The New Oxford American Dictionary defines “wonder” as:
a feeling of surprise mingled with admiration, caused by something beautiful, unexpected, unfamiliar, or inexplicable.
And part of being human is to experience this sense of wonder about the universe around us.
As we grow and develop, things that once seemed wonderful to us might over time become well known and routine.
And yet…
No matter how much we learn, how much we develop, wonder always seems to be still available to us, when we stop to look for it.
Because the cosmos — including we humans who occupy one small corner of it — is always in some sense larger and more complex — has more breadth and depth to it — than any one of us can ever fully absorb.
Words from Others on this Topic
To see a world in a grain of sand
And heaven in a wild flower
Hold infinity in the palm of your hand
And eternity in an hour.
William Blake, 1863, from the poem “Auguries of Innocence”
A mind is blown when something you always feared but knew to be impossible turns out to be true; when the world turns out far vaster, far more marvelous or malevolent than you ever dreamed; when you get proof that everything is connected to everything else, that everything you know is wrong, that you are both the center of the universe and a tiny speck sailing off its nethermost edge.

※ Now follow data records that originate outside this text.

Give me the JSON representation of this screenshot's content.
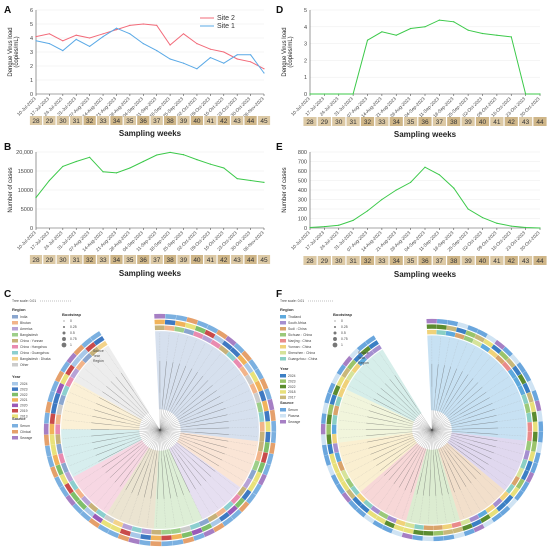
{
  "panel_letters": {
    "A": "A",
    "B": "B",
    "C": "C",
    "D": "D",
    "E": "E",
    "F": "F"
  },
  "colors": {
    "site2": "#f26b7a",
    "site1": "#5aa9e6",
    "cases": "#3cc94a",
    "week_bg": "#dcc9a5",
    "week_hl": "#cfb688"
  },
  "chart_data": [
    {
      "panel": "A",
      "type": "line",
      "ylabel": "Dengue Virus load",
      "ylabel2": "(copies/mL)",
      "xlabel": "Sampling weeks",
      "ylim": [
        0,
        6
      ],
      "yticks": [
        0,
        1,
        2,
        3,
        4,
        5,
        6
      ],
      "x": [
        "10-Jul-2023",
        "17-Jul-2023",
        "24-Jul-2023",
        "31-Jul-2023",
        "07-Aug-2023",
        "14-Aug-2023",
        "21-Aug-2023",
        "28-Aug-2023",
        "04-Sep-2023",
        "11-Sep-2023",
        "18-Sep-2023",
        "25-Sep-2023",
        "02-Oct-2023",
        "09-Oct-2023",
        "16-Oct-2023",
        "23-Oct-2023",
        "30-Oct-2023",
        "06-Nov-2023"
      ],
      "weeks": [
        "28",
        "29",
        "30",
        "31",
        "32",
        "33",
        "34",
        "35",
        "36",
        "37",
        "38",
        "39",
        "40",
        "41",
        "42",
        "43",
        "44",
        "45"
      ],
      "legend": [
        "Site 2",
        "Site 1"
      ],
      "series": [
        {
          "name": "Site 2",
          "values": [
            4.1,
            4.3,
            3.8,
            4.2,
            4.0,
            4.3,
            4.6,
            4.9,
            5.0,
            4.9,
            3.5,
            4.3,
            3.6,
            3.2,
            3.0,
            2.5,
            2.3,
            1.8
          ]
        },
        {
          "name": "Site 1",
          "values": [
            3.8,
            3.6,
            3.1,
            3.9,
            3.4,
            4.1,
            4.7,
            4.3,
            3.6,
            3.1,
            2.5,
            2.2,
            1.8,
            2.6,
            2.2,
            2.8,
            2.8,
            1.5
          ]
        }
      ]
    },
    {
      "panel": "B",
      "type": "line",
      "ylabel": "Number of cases",
      "xlabel": "Sampling weeks",
      "ylim": [
        0,
        20000
      ],
      "yticks": [
        0,
        5000,
        10000,
        15000,
        20000
      ],
      "ytick_labels": [
        "0",
        "5000",
        "10000",
        "15000",
        "20,000"
      ],
      "x": [
        "10-Jul-2023",
        "17-Jul-2023",
        "24-Jul-2023",
        "31-Jul-2023",
        "07-Aug-2023",
        "14-Aug-2023",
        "21-Aug-2023",
        "28-Aug-2023",
        "04-Sep-2023",
        "11-Sep-2023",
        "18-Sep-2023",
        "25-Sep-2023",
        "02-Oct-2023",
        "09-Oct-2023",
        "16-Oct-2023",
        "23-Oct-2023",
        "30-Oct-2023",
        "06-Nov-2023"
      ],
      "weeks": [
        "28",
        "29",
        "30",
        "31",
        "32",
        "33",
        "34",
        "35",
        "36",
        "37",
        "38",
        "39",
        "40",
        "41",
        "42",
        "43",
        "44",
        "45"
      ],
      "series": [
        {
          "name": "Cases",
          "values": [
            8000,
            12500,
            16200,
            17500,
            18600,
            14800,
            14500,
            15800,
            17500,
            19200,
            19900,
            19300,
            18000,
            16800,
            15800,
            13000,
            12500,
            12000
          ]
        }
      ]
    },
    {
      "panel": "D",
      "type": "line",
      "ylabel": "Dengue Virus load",
      "ylabel2": "(copies/mL)",
      "xlabel": "Sampling weeks",
      "ylim": [
        0,
        5
      ],
      "yticks": [
        0,
        1,
        2,
        3,
        4,
        5
      ],
      "x": [
        "10-Jul-2023",
        "17-Jul-2023",
        "24-Jul-2023",
        "31-Jul-2023",
        "07-Aug-2023",
        "14-Aug-2023",
        "21-Aug-2023",
        "28-Aug-2023",
        "04-Sep-2023",
        "11-Sep-2023",
        "18-Sep-2023",
        "25-Sep-2023",
        "02-Oct-2023",
        "09-Oct-2023",
        "16-Oct-2023",
        "23-Oct-2023",
        "30-Oct-2023"
      ],
      "weeks": [
        "28",
        "29",
        "30",
        "31",
        "32",
        "33",
        "34",
        "35",
        "36",
        "37",
        "38",
        "39",
        "40",
        "41",
        "42",
        "43",
        "44"
      ],
      "series": [
        {
          "name": "Site",
          "values": [
            0,
            0,
            0,
            0,
            3.2,
            3.7,
            3.5,
            3.9,
            4.0,
            4.4,
            4.3,
            3.8,
            3.6,
            3.5,
            3.4,
            0,
            0
          ]
        }
      ]
    },
    {
      "panel": "E",
      "type": "line",
      "ylabel": "Number of cases",
      "xlabel": "Sampling weeks",
      "ylim": [
        0,
        800
      ],
      "yticks": [
        0,
        100,
        200,
        300,
        400,
        500,
        600,
        700,
        800
      ],
      "x": [
        "10-Jul-2023",
        "17-Jul-2023",
        "24-Jul-2023",
        "31-Jul-2023",
        "07-Aug-2023",
        "14-Aug-2023",
        "21-Aug-2023",
        "28-Aug-2023",
        "04-Sep-2023",
        "11-Sep-2023",
        "18-Sep-2023",
        "25-Sep-2023",
        "02-Oct-2023",
        "09-Oct-2023",
        "16-Oct-2023",
        "23-Oct-2023",
        "30-Oct-2023"
      ],
      "weeks": [
        "28",
        "29",
        "30",
        "31",
        "32",
        "33",
        "34",
        "35",
        "36",
        "37",
        "38",
        "39",
        "40",
        "41",
        "42",
        "43",
        "44"
      ],
      "series": [
        {
          "name": "Cases",
          "values": [
            5,
            15,
            30,
            80,
            180,
            300,
            400,
            480,
            640,
            560,
            420,
            200,
            110,
            50,
            20,
            5,
            0
          ]
        }
      ]
    }
  ],
  "tree_C": {
    "scale": "Tree scale: 0.01",
    "region_title": "Region",
    "regions": [
      "India",
      "Bhutan",
      "America",
      "Bangladesh",
      "China : Yunnan",
      "China : Hangzhou",
      "China : Guangzhou",
      "Bangladesh : Dhaka",
      "Other"
    ],
    "region_colors": [
      "#8aa6cf",
      "#f2b48a",
      "#b7a2d6",
      "#9ecf8a",
      "#c7b27a",
      "#e98bb0",
      "#8ccfcf",
      "#f3d38a",
      "#cccccc"
    ],
    "bootstrap_title": "Bootstrap",
    "bootstrap": [
      "0",
      "0.25",
      "0.5",
      "0.75",
      "1"
    ],
    "year_title": "Year",
    "years": [
      "2024",
      "2023",
      "2022",
      "2021",
      "2020",
      "2019",
      "2013"
    ],
    "year_colors": [
      "#a8c8e8",
      "#3f79c2",
      "#7fbf6a",
      "#f1b35a",
      "#9a5ab8",
      "#c94b4b",
      "#e9e27a"
    ],
    "source_title": "Source",
    "sources": [
      "Serum",
      "Clinical",
      "Sewage"
    ],
    "source_colors": [
      "#7bb0e0",
      "#e5a06b",
      "#a67fc4"
    ],
    "ring_labels": [
      "Source",
      "Year",
      "Region"
    ]
  },
  "tree_F": {
    "scale": "Tree scale: 0.01",
    "region_title": "Region",
    "regions": [
      "Thailand",
      "South Africa",
      "Sudi : China",
      "Sichuan : China",
      "Nanjing : China",
      "Yunnan : China",
      "Shenzhen : China",
      "Guangzhou : China"
    ],
    "region_colors": [
      "#5ea9dd",
      "#a58fd0",
      "#d9a36b",
      "#9bc97a",
      "#e98b8b",
      "#f0d27a",
      "#d6e39a",
      "#8acfc4"
    ],
    "bootstrap_title": "Bootstrap",
    "bootstrap": [
      "0",
      "0.25",
      "0.5",
      "0.75",
      "1"
    ],
    "year_title": "Year",
    "years": [
      "2024",
      "2023",
      "2022",
      "2018",
      "2017"
    ],
    "year_colors": [
      "#3b7fc4",
      "#9bc46a",
      "#5b8c2f",
      "#e8e07a",
      "#c9b87a"
    ],
    "source_title": "Source",
    "sources": [
      "Serum",
      "Plasma",
      "Sewage"
    ],
    "source_colors": [
      "#6aa6dd",
      "#cfe3f3",
      "#a67fc4"
    ],
    "ring_labels": [
      "Source",
      "Year",
      "Region"
    ]
  }
}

Michael Chabon, 2004, from the speech “Chabon Keynote at Eisner Awards”
One of the deepest and strangest of all human moods is the mood which will suddenly strike us perhaps in a garden at night, or deep in sloping meadows, the feeling that every flower and leaf has just uttered something stupendously direct and important, and that we have by a prodigy of imbecility not heard or understood it. There is a certain poetic value, and that a genuine one, in this sense of having missed the full meaning of things. There is beauty, not only in wisdom, but in this dazed and dramatic ignorance.